I therefore didn’t feel too stupid or embarrassed having to look it up, to learn at this late stage of my life that a quadrillion is a “1” followed by fifteen zeroes.
A “1” I can understand. I can understand 15 zeroes. But I can’t understand a “1” followed by 15 zeroes, all in a row, with no spaces between them, and I don’t think my 6th Grade math teacher Mrs. Stein would understand it either. This kind of number takes you out of math class and down the hall into creative writing, astronomy, physics, or philosophy.
Today’s Democratic candidates don’t know what a quadrillion means either, let alone what lots of quadrillions mean, but that’s how much they want to spend to Save Mother Earth, without even the safety net of a Save Mother Earth Money-Back Guarantee.
A recently released study by the Competitive Enterprise Institute (CEI) and Power The Future (PTF) took a real look at the costs of the Green New Deal, unlike the nuts supporting it who didn’t look at any data. (That takes too much work and facts get in the way of their fantasies.) The CEI/PTF looked at five states: Alaska, Florida, New Hampshire, New Mexico and Pennsylvania, chosen to represent an American crossroads and diversity of individual state economies, industries, populations, transportation needs, climates, etc., representing the nation as a whole.
For purposes of this blog, we’re only going to look at two of the states at different ends of the costs scale, Pennsylvania and New Hampshire, because enough’s enough.
The initial cost to retrofit every building, all machinery and transportation systems in New Hampshire to get in compliance with proposed Green New Deal regulations is $102.8 trillion.
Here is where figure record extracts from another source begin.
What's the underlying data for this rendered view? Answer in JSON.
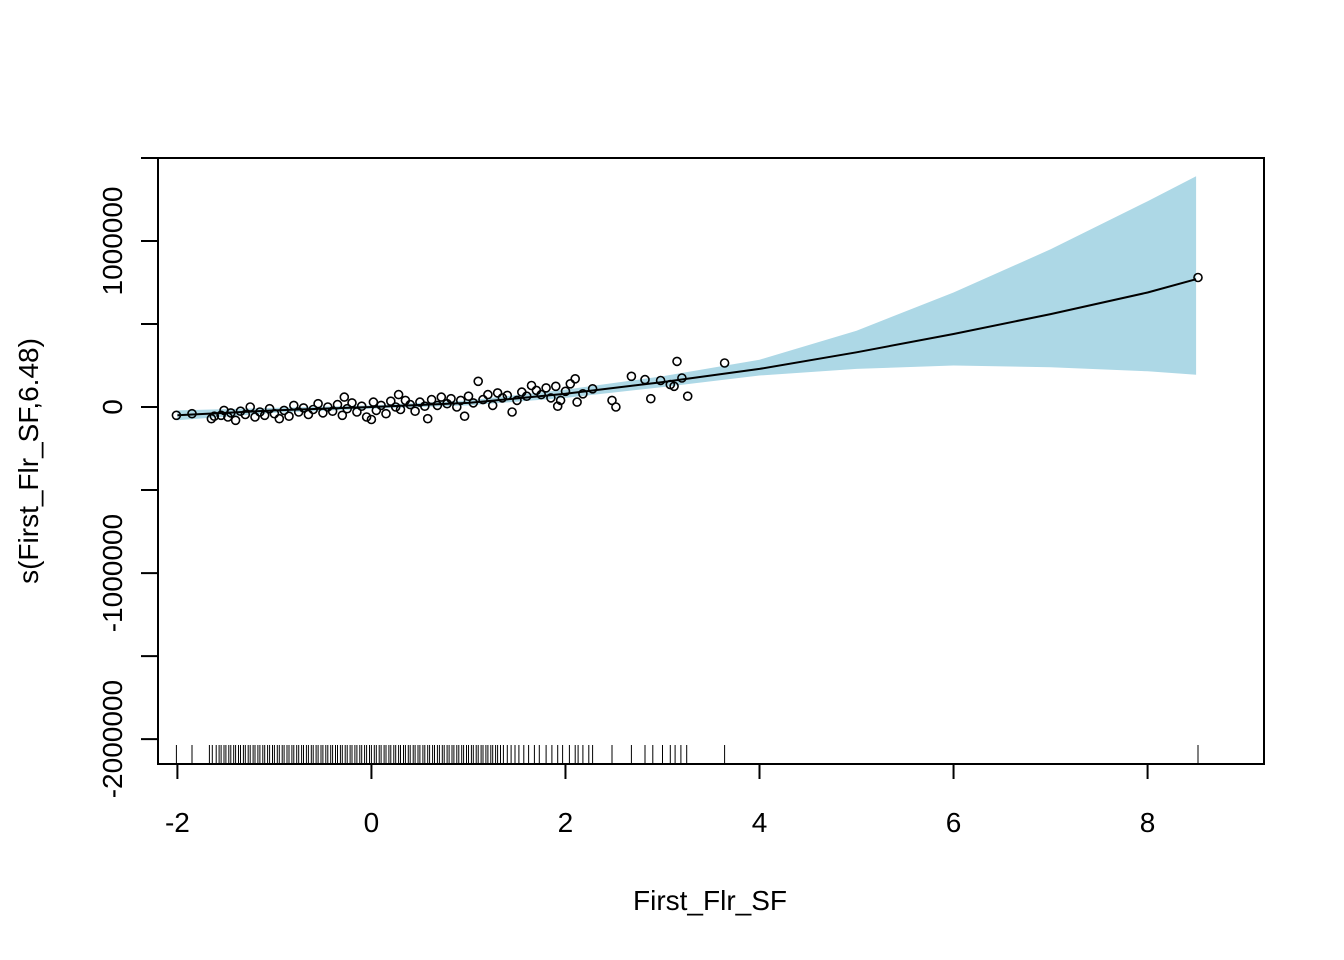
{
  "chart_data": {
    "type": "scatter",
    "title": "",
    "xlabel": "First_Flr_SF",
    "ylabel": "s(First_Flr_SF,6.48)",
    "xlim": [
      -2.2,
      9.2
    ],
    "ylim": [
      -2150000,
      1500000
    ],
    "x_ticks": [
      -2,
      0,
      2,
      4,
      6,
      8
    ],
    "x_tick_labels": [
      "-2",
      "0",
      "2",
      "4",
      "6",
      "8"
    ],
    "y_ticks": [
      -2000000,
      -1500000,
      -1000000,
      -500000,
      0,
      500000,
      1000000,
      1500000
    ],
    "y_tick_labels": [
      "-2000000",
      "",
      "-1000000",
      "",
      "0",
      "",
      "1000000",
      ""
    ],
    "grid": false,
    "colors": {
      "band": "#add8e6",
      "line": "#000000",
      "points": "#000000"
    },
    "smooth_fit": {
      "x": [
        -2.0,
        -1.0,
        0.0,
        1.0,
        2.0,
        3.0,
        4.0,
        5.0,
        6.0,
        7.0,
        8.0,
        8.5
      ],
      "y": [
        -50000,
        -20000,
        0,
        25000,
        80000,
        150000,
        230000,
        330000,
        440000,
        560000,
        690000,
        770000
      ],
      "lower": [
        -80000,
        -35000,
        -10000,
        10000,
        55000,
        120000,
        190000,
        230000,
        250000,
        240000,
        215000,
        195000
      ],
      "upper": [
        -20000,
        -5000,
        10000,
        40000,
        105000,
        185000,
        285000,
        460000,
        690000,
        950000,
        1240000,
        1390000
      ]
    },
    "residual_points": [
      {
        "x": -2.01,
        "y": -50000
      },
      {
        "x": -1.85,
        "y": -40000
      },
      {
        "x": -1.65,
        "y": -70000
      },
      {
        "x": -1.62,
        "y": -55000
      },
      {
        "x": -1.55,
        "y": -50000
      },
      {
        "x": -1.52,
        "y": -20000
      },
      {
        "x": -1.48,
        "y": -60000
      },
      {
        "x": -1.45,
        "y": -35000
      },
      {
        "x": -1.4,
        "y": -80000
      },
      {
        "x": -1.35,
        "y": -25000
      },
      {
        "x": -1.3,
        "y": -45000
      },
      {
        "x": -1.25,
        "y": 0
      },
      {
        "x": -1.2,
        "y": -60000
      },
      {
        "x": -1.15,
        "y": -30000
      },
      {
        "x": -1.1,
        "y": -50000
      },
      {
        "x": -1.05,
        "y": -10000
      },
      {
        "x": -1.0,
        "y": -40000
      },
      {
        "x": -0.95,
        "y": -70000
      },
      {
        "x": -0.9,
        "y": -20000
      },
      {
        "x": -0.85,
        "y": -55000
      },
      {
        "x": -0.8,
        "y": 10000
      },
      {
        "x": -0.75,
        "y": -30000
      },
      {
        "x": -0.7,
        "y": -5000
      },
      {
        "x": -0.65,
        "y": -45000
      },
      {
        "x": -0.6,
        "y": -15000
      },
      {
        "x": -0.55,
        "y": 20000
      },
      {
        "x": -0.5,
        "y": -35000
      },
      {
        "x": -0.45,
        "y": 0
      },
      {
        "x": -0.4,
        "y": -25000
      },
      {
        "x": -0.35,
        "y": 15000
      },
      {
        "x": -0.3,
        "y": -50000
      },
      {
        "x": -0.28,
        "y": 60000
      },
      {
        "x": -0.25,
        "y": -10000
      },
      {
        "x": -0.2,
        "y": 25000
      },
      {
        "x": -0.15,
        "y": -30000
      },
      {
        "x": -0.1,
        "y": 5000
      },
      {
        "x": -0.05,
        "y": -60000
      },
      {
        "x": 0.0,
        "y": -75000
      },
      {
        "x": 0.02,
        "y": 30000
      },
      {
        "x": 0.05,
        "y": -20000
      },
      {
        "x": 0.1,
        "y": 10000
      },
      {
        "x": 0.15,
        "y": -40000
      },
      {
        "x": 0.2,
        "y": 35000
      },
      {
        "x": 0.25,
        "y": 0
      },
      {
        "x": 0.28,
        "y": 75000
      },
      {
        "x": 0.3,
        "y": -15000
      },
      {
        "x": 0.35,
        "y": 40000
      },
      {
        "x": 0.4,
        "y": 15000
      },
      {
        "x": 0.45,
        "y": -25000
      },
      {
        "x": 0.5,
        "y": 30000
      },
      {
        "x": 0.55,
        "y": 5000
      },
      {
        "x": 0.58,
        "y": -70000
      },
      {
        "x": 0.62,
        "y": 45000
      },
      {
        "x": 0.68,
        "y": 10000
      },
      {
        "x": 0.72,
        "y": 60000
      },
      {
        "x": 0.78,
        "y": 20000
      },
      {
        "x": 0.82,
        "y": 50000
      },
      {
        "x": 0.88,
        "y": 0
      },
      {
        "x": 0.92,
        "y": 40000
      },
      {
        "x": 0.96,
        "y": -55000
      },
      {
        "x": 1.0,
        "y": 65000
      },
      {
        "x": 1.05,
        "y": 25000
      },
      {
        "x": 1.1,
        "y": 155000
      },
      {
        "x": 1.15,
        "y": 45000
      },
      {
        "x": 1.2,
        "y": 75000
      },
      {
        "x": 1.25,
        "y": 10000
      },
      {
        "x": 1.3,
        "y": 85000
      },
      {
        "x": 1.35,
        "y": 55000
      },
      {
        "x": 1.4,
        "y": 70000
      },
      {
        "x": 1.45,
        "y": -30000
      },
      {
        "x": 1.5,
        "y": 40000
      },
      {
        "x": 1.55,
        "y": 90000
      },
      {
        "x": 1.6,
        "y": 65000
      },
      {
        "x": 1.65,
        "y": 130000
      },
      {
        "x": 1.7,
        "y": 100000
      },
      {
        "x": 1.75,
        "y": 75000
      },
      {
        "x": 1.8,
        "y": 115000
      },
      {
        "x": 1.85,
        "y": 55000
      },
      {
        "x": 1.9,
        "y": 125000
      },
      {
        "x": 1.92,
        "y": 5000
      },
      {
        "x": 1.95,
        "y": 40000
      },
      {
        "x": 2.0,
        "y": 95000
      },
      {
        "x": 2.05,
        "y": 140000
      },
      {
        "x": 2.1,
        "y": 170000
      },
      {
        "x": 2.12,
        "y": 30000
      },
      {
        "x": 2.18,
        "y": 80000
      },
      {
        "x": 2.28,
        "y": 110000
      },
      {
        "x": 2.48,
        "y": 40000
      },
      {
        "x": 2.52,
        "y": 0
      },
      {
        "x": 2.68,
        "y": 185000
      },
      {
        "x": 2.82,
        "y": 165000
      },
      {
        "x": 2.88,
        "y": 50000
      },
      {
        "x": 2.98,
        "y": 160000
      },
      {
        "x": 3.08,
        "y": 135000
      },
      {
        "x": 3.12,
        "y": 125000
      },
      {
        "x": 3.15,
        "y": 275000
      },
      {
        "x": 3.2,
        "y": 175000
      },
      {
        "x": 3.26,
        "y": 65000
      },
      {
        "x": 3.64,
        "y": 265000
      },
      {
        "x": 8.52,
        "y": 780000
      }
    ],
    "rug_x": [
      -2.01,
      -1.85,
      -1.67,
      -1.64,
      -1.6,
      -1.57,
      -1.55,
      -1.52,
      -1.5,
      -1.47,
      -1.45,
      -1.42,
      -1.4,
      -1.37,
      -1.35,
      -1.32,
      -1.3,
      -1.27,
      -1.25,
      -1.22,
      -1.2,
      -1.17,
      -1.15,
      -1.12,
      -1.1,
      -1.07,
      -1.05,
      -1.02,
      -1.0,
      -0.97,
      -0.95,
      -0.92,
      -0.9,
      -0.87,
      -0.85,
      -0.82,
      -0.8,
      -0.77,
      -0.75,
      -0.72,
      -0.7,
      -0.67,
      -0.65,
      -0.62,
      -0.6,
      -0.57,
      -0.55,
      -0.52,
      -0.5,
      -0.47,
      -0.45,
      -0.42,
      -0.4,
      -0.37,
      -0.35,
      -0.32,
      -0.3,
      -0.27,
      -0.25,
      -0.22,
      -0.2,
      -0.17,
      -0.15,
      -0.12,
      -0.1,
      -0.07,
      -0.05,
      -0.02,
      0.0,
      0.03,
      0.05,
      0.08,
      0.1,
      0.13,
      0.15,
      0.18,
      0.2,
      0.23,
      0.25,
      0.28,
      0.3,
      0.33,
      0.35,
      0.38,
      0.4,
      0.43,
      0.45,
      0.48,
      0.5,
      0.53,
      0.55,
      0.58,
      0.6,
      0.63,
      0.65,
      0.68,
      0.7,
      0.73,
      0.75,
      0.78,
      0.8,
      0.83,
      0.85,
      0.88,
      0.9,
      0.93,
      0.95,
      0.98,
      1.0,
      1.03,
      1.05,
      1.08,
      1.1,
      1.13,
      1.15,
      1.18,
      1.2,
      1.23,
      1.25,
      1.28,
      1.3,
      1.33,
      1.36,
      1.4,
      1.44,
      1.48,
      1.52,
      1.57,
      1.62,
      1.68,
      1.73,
      1.8,
      1.86,
      1.92,
      1.97,
      2.04,
      2.1,
      2.13,
      2.18,
      2.24,
      2.28,
      2.48,
      2.68,
      2.82,
      2.9,
      3.0,
      3.08,
      3.13,
      3.19,
      3.25,
      3.64,
      8.52
    ]
  }
}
Almost seems like a bargain, until you consider that New Hampshire only has 1.35 million residents.
For Pennsylvania, with 12.8 million fine folks (nine times the population of New Hampshire’s), the cost is $2,000,000,000,000,000. And if you weren’t paying attention above, this means two quadrillion. (Fifteen zeroes, remember?)
And if that doesn’t blow you away, let me hit you with this:
A QUADRILLION DOLLARS IS 250 TIMES THE CURRENT FEDERAL BUDGET!
A QUADRILLION DOLLARS IS MORE THAN TEN TIMES THE TOTAL WORLD OUTPUT FOR A YEAR!
If these numbers confuse you, let me translate them into figures that normal people like you and me can better understand. For the average household in the five states studied, the cost of the Green New Deal would cost $70,000 in the first year, followed by $45,000 each and every year for the next two to five years, give or take an additional $25,000 or so for each of the few following years after that.
Do you feel better now that you can better understand the numbers? Are you getting your checkbook ready? By the way:
Alexandria Ocasio-Cortez and Green New Deal supporters estimate the total nationwide cost…all 50 states combined…at a hilariously low $1.7 trillion over ten years. This represents a pretty significant variance in cost estimates, as you can plainly see, and call me crazy, but:
I trust the CEI/PTF study figures a lot more than I trust AOC’s, who came up with her numbers on a cocktail napkin while mixing a mojito, or Bernie Sanders’, who calculated his while indisposed after an overdose of Ex-Lax. Also, how did they do it in the first place, because even the latest generation iPhone’s calculator tops out at only 999,999,999!
Until even fairly recently, when the pundits discussed budgets that when into the millions, only when it went into the billions did they joke, “Well, now you’re talking real money.” It seems the Dems now want to take us much higher than that with their spending. As Buzz Lightyear would say, “To quadrillions and beyond!”
This Green New Deal folly has most of us laughing all the way to the Trump check box, lever, or chad, but when you think about it, it’s not all that funny. Things aren’t getting done because we’re wasting too much time discussing this foolishness.
And if this isn’t reason enough to vote for Trump in 2020, there are 1,000,000,000,000,000 others.